Une réforme taillée pour solder trente ans de tuyauterie

La loi du 5 septembre 2018, dite « Avenir professionnel », n’est pas née d’une lubie ministérielle. Elle est l’aboutissement d’un constat partagé par tous ceux qui, depuis les années 1990, naviguaient dans le maquis des OPCA, des périodes de professionnalisation et des heures de DIF qui dormaient sur des compteurs jamais consultés. Le système tenait debout par habitude, pas par cohérence.

Ce que la réforme a tenté, c’est une remise à plat des circuits de financement et de décision. Suppression des OPCA au profit des OPCO. Fin du plan de formation remplacé par le plan de développement des compétences. Monétisation du CPF. Et surtout, transfert de la collecte des contributions formation vers l’Urssaf, via la DSN. Pour un dirigeant de TPE, cela signifie moins d’interlocuteurs « métier » et plus de tuyaux administratifs. Le gain en simplicité dépend surtout de la qualité du dialogue avec son service paie et son expert-comptable.

Le CPF en euros : le grand malentendu

Transformer des heures en euros. L’idée était limpide : un salarié qui lit « 1 500 € » sur son compte comprend mieux ce qu’il peut financer qu’avec un solde de 58 heures. De fait, l’utilisation du CPF a explosé. Mais la lisibilité du montant a aussi nourri l’appétit des organismes peu scrupuleux, prompts à aligner leurs tarifs sur les plafonds disponibles.

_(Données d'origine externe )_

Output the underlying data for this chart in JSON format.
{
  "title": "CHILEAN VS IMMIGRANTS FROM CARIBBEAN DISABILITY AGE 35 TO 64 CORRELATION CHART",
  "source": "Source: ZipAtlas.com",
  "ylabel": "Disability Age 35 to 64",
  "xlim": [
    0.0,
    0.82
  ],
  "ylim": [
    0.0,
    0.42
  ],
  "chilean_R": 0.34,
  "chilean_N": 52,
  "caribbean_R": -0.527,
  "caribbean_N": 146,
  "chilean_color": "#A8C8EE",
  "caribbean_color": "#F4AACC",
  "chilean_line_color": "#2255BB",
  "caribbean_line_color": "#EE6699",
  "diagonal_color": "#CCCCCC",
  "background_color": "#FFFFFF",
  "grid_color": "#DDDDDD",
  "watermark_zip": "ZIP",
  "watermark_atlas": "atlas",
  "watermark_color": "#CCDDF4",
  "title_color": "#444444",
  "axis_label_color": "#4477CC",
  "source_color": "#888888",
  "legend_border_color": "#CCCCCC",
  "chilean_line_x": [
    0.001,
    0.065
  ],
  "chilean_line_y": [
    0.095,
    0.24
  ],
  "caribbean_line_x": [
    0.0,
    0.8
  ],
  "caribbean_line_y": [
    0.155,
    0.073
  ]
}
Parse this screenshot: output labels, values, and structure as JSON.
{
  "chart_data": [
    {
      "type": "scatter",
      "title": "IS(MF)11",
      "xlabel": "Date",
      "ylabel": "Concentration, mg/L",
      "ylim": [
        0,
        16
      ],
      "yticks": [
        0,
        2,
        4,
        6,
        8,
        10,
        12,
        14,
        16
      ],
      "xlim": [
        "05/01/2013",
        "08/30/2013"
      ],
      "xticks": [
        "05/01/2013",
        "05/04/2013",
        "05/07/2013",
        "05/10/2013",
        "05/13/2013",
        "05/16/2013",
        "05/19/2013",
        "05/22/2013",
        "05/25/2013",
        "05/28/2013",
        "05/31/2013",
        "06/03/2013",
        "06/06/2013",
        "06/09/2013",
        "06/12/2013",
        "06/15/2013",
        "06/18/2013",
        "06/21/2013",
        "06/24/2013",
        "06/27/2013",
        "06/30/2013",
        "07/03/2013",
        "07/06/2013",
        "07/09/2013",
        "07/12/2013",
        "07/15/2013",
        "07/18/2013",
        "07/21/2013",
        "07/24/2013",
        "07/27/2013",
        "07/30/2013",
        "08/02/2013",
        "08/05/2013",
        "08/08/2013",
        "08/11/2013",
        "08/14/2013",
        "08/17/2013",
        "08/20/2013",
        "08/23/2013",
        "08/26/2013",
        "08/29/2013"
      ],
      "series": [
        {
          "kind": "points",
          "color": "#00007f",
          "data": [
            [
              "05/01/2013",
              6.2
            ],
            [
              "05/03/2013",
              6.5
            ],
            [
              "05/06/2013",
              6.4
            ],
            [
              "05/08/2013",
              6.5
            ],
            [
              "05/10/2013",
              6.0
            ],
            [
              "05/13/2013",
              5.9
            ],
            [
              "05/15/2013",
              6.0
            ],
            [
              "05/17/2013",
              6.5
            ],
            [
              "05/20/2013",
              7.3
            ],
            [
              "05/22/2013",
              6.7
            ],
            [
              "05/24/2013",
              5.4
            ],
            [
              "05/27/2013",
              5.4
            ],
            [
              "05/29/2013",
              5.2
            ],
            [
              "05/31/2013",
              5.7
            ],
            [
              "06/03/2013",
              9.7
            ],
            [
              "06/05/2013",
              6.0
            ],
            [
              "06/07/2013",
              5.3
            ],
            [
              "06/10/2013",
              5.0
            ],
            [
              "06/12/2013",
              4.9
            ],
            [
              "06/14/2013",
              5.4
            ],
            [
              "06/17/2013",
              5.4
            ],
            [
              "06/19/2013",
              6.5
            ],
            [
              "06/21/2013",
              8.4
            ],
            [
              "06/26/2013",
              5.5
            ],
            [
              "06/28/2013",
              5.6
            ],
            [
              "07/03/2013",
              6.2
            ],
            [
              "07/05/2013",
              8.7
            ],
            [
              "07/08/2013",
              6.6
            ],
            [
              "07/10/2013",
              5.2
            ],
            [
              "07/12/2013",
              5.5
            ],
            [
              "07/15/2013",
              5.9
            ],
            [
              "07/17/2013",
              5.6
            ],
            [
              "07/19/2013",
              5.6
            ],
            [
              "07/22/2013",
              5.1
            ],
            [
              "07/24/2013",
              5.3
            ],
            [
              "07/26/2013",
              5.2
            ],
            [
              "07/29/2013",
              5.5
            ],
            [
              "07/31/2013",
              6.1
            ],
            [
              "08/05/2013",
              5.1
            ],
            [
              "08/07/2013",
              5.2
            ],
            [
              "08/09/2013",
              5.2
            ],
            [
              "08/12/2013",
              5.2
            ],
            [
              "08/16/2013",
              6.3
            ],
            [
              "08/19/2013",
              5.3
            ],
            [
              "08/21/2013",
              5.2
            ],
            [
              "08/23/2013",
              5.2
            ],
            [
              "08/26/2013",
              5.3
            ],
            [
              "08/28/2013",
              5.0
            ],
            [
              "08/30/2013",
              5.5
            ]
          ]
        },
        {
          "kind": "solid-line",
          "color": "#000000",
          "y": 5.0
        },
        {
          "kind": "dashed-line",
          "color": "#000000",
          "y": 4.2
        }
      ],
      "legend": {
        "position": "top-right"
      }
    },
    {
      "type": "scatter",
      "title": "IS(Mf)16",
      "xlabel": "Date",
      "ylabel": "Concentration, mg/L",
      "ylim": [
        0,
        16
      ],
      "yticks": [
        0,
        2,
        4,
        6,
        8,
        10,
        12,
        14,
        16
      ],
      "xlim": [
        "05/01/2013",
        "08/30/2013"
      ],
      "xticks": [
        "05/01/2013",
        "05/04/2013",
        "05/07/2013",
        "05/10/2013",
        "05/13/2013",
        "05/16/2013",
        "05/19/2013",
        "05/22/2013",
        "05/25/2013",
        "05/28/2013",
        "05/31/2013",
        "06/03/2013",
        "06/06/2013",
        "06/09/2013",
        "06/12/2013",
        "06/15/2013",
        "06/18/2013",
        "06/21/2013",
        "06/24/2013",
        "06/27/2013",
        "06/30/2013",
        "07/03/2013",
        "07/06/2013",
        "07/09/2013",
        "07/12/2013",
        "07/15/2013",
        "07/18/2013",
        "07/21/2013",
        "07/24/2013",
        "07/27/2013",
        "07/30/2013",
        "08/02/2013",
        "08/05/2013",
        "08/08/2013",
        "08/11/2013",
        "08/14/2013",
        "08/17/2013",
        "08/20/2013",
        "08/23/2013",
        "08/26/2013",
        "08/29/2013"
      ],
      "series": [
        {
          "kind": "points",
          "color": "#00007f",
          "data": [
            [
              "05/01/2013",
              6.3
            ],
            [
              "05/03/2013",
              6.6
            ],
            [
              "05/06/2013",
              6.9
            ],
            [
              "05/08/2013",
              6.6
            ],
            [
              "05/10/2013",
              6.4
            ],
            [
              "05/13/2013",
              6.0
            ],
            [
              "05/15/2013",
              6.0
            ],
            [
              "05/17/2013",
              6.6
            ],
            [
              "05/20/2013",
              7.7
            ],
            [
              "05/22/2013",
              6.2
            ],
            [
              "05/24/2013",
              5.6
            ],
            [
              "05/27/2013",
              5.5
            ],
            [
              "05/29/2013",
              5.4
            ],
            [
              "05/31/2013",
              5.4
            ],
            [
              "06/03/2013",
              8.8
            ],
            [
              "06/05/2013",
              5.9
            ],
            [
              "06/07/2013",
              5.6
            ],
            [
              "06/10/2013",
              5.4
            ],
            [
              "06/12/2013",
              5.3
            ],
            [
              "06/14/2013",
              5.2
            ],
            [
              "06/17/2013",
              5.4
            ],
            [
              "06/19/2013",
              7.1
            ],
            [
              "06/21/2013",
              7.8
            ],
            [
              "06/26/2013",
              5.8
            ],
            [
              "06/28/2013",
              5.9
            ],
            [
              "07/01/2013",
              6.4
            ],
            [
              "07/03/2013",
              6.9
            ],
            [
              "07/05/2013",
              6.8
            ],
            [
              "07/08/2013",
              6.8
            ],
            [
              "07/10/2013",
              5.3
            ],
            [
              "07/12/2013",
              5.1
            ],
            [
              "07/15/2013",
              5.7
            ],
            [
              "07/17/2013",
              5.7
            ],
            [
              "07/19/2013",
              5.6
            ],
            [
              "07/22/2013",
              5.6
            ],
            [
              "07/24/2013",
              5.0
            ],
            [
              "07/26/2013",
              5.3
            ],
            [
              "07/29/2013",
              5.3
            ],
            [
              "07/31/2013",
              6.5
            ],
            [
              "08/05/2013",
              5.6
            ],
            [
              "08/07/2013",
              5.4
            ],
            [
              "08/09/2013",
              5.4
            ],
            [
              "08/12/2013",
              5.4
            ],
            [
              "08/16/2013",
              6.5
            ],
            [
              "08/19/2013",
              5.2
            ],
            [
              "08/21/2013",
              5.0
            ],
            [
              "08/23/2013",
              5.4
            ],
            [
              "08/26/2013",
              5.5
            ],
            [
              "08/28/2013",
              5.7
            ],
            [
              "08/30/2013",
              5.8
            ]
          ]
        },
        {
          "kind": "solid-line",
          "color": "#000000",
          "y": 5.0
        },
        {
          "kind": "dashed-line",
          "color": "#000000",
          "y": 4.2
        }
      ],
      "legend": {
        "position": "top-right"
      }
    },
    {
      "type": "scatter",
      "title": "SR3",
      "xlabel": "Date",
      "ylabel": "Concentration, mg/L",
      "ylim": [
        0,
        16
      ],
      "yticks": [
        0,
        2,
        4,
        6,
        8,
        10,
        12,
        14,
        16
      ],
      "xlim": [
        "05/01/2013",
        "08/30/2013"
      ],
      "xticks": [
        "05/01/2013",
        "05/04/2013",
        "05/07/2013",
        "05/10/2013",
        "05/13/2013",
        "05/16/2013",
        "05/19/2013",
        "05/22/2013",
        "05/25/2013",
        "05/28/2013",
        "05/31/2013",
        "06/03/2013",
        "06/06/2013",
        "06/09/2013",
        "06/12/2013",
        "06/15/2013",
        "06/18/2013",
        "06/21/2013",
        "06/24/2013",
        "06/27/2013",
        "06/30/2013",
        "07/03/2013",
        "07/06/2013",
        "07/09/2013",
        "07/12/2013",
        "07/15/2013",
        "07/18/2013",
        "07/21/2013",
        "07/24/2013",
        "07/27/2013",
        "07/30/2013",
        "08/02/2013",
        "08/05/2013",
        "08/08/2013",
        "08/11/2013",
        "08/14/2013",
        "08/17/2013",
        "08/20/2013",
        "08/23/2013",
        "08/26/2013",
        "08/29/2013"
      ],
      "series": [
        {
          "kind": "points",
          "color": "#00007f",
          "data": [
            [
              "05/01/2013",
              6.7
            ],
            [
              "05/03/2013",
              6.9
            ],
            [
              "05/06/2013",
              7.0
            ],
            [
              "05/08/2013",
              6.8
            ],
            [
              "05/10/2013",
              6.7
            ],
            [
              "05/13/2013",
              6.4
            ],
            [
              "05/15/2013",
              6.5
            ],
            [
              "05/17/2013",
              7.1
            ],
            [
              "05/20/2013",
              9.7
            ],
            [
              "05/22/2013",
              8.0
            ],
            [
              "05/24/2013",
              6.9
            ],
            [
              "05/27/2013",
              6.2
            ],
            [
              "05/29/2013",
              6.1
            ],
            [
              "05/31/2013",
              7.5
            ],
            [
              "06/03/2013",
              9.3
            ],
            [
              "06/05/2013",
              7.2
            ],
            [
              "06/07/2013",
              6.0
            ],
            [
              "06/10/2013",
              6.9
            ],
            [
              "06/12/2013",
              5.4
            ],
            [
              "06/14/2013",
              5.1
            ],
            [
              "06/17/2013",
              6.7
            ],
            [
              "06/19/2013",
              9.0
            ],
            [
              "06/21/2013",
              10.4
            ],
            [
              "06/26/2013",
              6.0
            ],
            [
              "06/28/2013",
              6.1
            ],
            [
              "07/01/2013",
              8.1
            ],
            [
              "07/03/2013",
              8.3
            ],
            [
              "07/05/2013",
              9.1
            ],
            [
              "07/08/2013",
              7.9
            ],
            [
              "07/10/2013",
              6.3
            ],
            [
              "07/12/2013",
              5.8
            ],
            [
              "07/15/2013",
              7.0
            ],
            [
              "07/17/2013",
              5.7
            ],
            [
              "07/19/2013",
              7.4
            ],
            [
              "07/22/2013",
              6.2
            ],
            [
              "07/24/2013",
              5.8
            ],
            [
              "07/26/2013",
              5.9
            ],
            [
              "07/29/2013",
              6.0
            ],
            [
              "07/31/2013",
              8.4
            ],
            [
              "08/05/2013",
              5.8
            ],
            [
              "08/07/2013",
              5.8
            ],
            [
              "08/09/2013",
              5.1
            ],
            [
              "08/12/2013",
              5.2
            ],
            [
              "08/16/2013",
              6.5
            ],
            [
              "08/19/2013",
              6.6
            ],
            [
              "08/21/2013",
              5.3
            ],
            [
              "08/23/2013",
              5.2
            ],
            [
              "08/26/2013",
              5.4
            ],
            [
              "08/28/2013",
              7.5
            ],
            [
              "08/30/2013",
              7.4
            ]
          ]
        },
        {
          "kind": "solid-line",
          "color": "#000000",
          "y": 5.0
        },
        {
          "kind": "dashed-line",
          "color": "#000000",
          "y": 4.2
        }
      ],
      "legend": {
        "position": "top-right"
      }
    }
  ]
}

Pour l’employeur, la monétisation a changé la donne. Avant 2018, abonder le CPF d’un salarié relevait d’une logique horaire, souvent couplée aux enveloppes plan. Aujourd’hui, l’abondement employeur s’exprime en euros, directement dans l’EDOF. Ce n’est pas anodin : la contribution est plus visible, plus engageante, et le salarié la perçoit comme un droit personnel plutôt que comme une faveur. Il faut donc arbitrer plus finement entre les demandes individuelles et les besoins collectifs, sans se retrouver à financer un projet qui n’a qu’un lien ténu avec l’activité de l’entreprise.

Qualiopi, le filtre qui a changé la carte des organismes de formation

Le gouvernement de l’époque avait promis une « assurance qualité ». Qualiopi est le nom de cette promesse devenue obligation. Depuis le 1er janvier 2022, tout organisme qui veut bénéficier des fonds mutualisés (CPF, OPCO, dispositifs publics) doit être certifié. Le DataDock, qui faisait office de référencement volontaire, a disparu.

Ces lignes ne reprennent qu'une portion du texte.